Table 3 Primary diagnoses and coding elements scored for Cases 1–3

Moreover, there are many factors (time, fund of knowledge, experience) that go into becoming an expert in any given skill not measured here. We understand that applying certain principles used by experts will not make novices experts but may allow novices to gain fundamental structural principles earlier in practice and learning to read more efficiently earlier in training. This study did not evaluate whether these changes help accelerate novice advancement. Future studies should consider when the interventions proposed should be introduced and if the development of these skills truly improves diagnostic accuracy or accelerates growth toward expertise.
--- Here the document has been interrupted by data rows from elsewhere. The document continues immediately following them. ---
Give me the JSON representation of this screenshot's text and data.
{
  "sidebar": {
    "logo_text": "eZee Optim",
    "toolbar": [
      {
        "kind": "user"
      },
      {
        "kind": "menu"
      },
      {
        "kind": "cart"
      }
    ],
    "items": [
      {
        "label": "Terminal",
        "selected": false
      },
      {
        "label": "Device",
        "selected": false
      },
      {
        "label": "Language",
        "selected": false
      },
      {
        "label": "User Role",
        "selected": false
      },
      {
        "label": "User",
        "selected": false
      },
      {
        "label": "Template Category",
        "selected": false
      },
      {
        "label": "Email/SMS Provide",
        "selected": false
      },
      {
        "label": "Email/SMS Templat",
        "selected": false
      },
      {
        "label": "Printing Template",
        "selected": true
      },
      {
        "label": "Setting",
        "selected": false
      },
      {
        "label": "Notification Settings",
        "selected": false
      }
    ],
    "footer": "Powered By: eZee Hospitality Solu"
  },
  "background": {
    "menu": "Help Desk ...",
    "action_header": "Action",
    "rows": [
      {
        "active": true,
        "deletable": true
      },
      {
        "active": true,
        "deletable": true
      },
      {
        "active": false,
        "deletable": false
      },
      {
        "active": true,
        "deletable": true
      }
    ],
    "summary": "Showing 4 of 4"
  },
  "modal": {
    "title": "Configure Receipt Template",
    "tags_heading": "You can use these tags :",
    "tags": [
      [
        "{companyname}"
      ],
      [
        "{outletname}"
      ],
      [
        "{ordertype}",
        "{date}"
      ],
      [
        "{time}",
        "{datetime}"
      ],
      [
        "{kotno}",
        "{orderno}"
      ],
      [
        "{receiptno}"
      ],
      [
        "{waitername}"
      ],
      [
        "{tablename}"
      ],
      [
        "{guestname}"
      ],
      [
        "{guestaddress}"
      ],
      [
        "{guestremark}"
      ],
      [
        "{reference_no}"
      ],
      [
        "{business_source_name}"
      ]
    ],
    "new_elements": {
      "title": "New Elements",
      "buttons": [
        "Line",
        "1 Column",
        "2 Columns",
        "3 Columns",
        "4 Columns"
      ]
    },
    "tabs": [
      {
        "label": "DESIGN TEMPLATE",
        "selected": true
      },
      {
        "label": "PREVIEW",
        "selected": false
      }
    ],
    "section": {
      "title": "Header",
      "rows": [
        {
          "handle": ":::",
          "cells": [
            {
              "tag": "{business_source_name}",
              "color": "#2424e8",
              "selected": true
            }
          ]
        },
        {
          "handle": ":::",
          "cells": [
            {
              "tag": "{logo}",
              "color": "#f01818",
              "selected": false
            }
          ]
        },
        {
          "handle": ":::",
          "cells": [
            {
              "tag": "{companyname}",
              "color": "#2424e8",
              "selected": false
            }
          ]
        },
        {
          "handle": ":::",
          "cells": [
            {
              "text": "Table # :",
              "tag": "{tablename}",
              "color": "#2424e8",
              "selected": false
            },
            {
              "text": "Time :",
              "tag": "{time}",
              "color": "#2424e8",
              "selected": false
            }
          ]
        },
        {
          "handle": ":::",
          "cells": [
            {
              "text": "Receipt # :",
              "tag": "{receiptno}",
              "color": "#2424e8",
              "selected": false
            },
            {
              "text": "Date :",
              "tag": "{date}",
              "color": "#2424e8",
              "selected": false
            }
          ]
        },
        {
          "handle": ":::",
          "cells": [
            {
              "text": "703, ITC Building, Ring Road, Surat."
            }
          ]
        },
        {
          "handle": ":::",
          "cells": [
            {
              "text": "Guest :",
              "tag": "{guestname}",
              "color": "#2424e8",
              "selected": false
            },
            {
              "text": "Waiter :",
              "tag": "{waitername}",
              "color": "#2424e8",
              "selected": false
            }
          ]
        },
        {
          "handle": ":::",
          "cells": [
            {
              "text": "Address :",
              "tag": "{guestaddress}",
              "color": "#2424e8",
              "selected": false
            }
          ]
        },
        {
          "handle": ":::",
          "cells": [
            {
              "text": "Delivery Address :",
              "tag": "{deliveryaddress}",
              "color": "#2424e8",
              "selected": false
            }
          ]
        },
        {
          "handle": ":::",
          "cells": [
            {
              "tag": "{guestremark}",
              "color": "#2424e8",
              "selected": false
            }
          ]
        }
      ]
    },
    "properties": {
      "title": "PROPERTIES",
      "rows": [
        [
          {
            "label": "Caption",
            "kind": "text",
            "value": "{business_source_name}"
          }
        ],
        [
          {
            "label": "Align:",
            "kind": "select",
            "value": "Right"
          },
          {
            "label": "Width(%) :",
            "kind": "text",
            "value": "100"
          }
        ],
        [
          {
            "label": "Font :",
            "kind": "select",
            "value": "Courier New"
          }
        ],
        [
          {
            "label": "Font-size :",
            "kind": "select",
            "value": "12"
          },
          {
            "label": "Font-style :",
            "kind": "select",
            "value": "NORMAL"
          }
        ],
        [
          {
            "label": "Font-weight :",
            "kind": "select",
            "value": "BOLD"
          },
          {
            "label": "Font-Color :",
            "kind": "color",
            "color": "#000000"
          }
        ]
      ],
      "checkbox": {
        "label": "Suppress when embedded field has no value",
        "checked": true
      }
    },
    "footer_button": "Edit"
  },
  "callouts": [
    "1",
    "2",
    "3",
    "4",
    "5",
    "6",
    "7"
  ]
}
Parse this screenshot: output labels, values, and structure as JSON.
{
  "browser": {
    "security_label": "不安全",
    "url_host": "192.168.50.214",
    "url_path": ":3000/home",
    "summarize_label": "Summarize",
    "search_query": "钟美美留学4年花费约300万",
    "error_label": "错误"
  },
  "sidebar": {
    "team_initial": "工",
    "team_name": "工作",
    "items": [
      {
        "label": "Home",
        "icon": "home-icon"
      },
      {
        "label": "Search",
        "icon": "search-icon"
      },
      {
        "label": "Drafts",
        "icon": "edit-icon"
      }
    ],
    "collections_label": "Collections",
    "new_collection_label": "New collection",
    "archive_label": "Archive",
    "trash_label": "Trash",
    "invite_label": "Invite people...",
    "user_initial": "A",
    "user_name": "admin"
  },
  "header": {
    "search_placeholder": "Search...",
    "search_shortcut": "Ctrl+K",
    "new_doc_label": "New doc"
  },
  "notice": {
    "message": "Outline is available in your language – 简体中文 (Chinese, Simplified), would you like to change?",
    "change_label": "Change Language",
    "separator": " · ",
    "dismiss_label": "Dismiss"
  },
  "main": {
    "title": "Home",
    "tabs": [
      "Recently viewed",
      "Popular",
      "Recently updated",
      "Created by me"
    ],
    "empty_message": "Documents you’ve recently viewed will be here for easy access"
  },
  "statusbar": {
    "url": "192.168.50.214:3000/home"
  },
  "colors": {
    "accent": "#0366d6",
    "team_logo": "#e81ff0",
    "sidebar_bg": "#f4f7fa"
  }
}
This study serves as a helpful starting point for reviewing educational practice patterns across institutions to create a framework for teaching cardiology fellows in training how to efficiently read echocardiograms.

Conclusions

We identified important differences in the way experts and novices read echocardiograms which may inform how fellows could be training to improve their reading skills. These included (1) previewing the entire study before formally inputting the read, (2) initially viewing studies by multiple images to improve context clues for identification of structures (3) saving the interpretation of the hardest elements of the study for the end (4) filling out reports in discrete sections related to anatomy (left ventricle, right ventricle, valves and pericardium for example). In addition, all trainees found the use of direct observation to provide feedback on reading underutilized and informative. Although limited in generalizability the findings of this study suggests that a more systematic approach to TTE interpretation, using techniques found in experts, might be of significant value for trainees. Further study is needed to evaluate practice patterns at other institutions and assess whether implementation of these techniques by novices improves their diagnostic accuracy and efficiency of reading.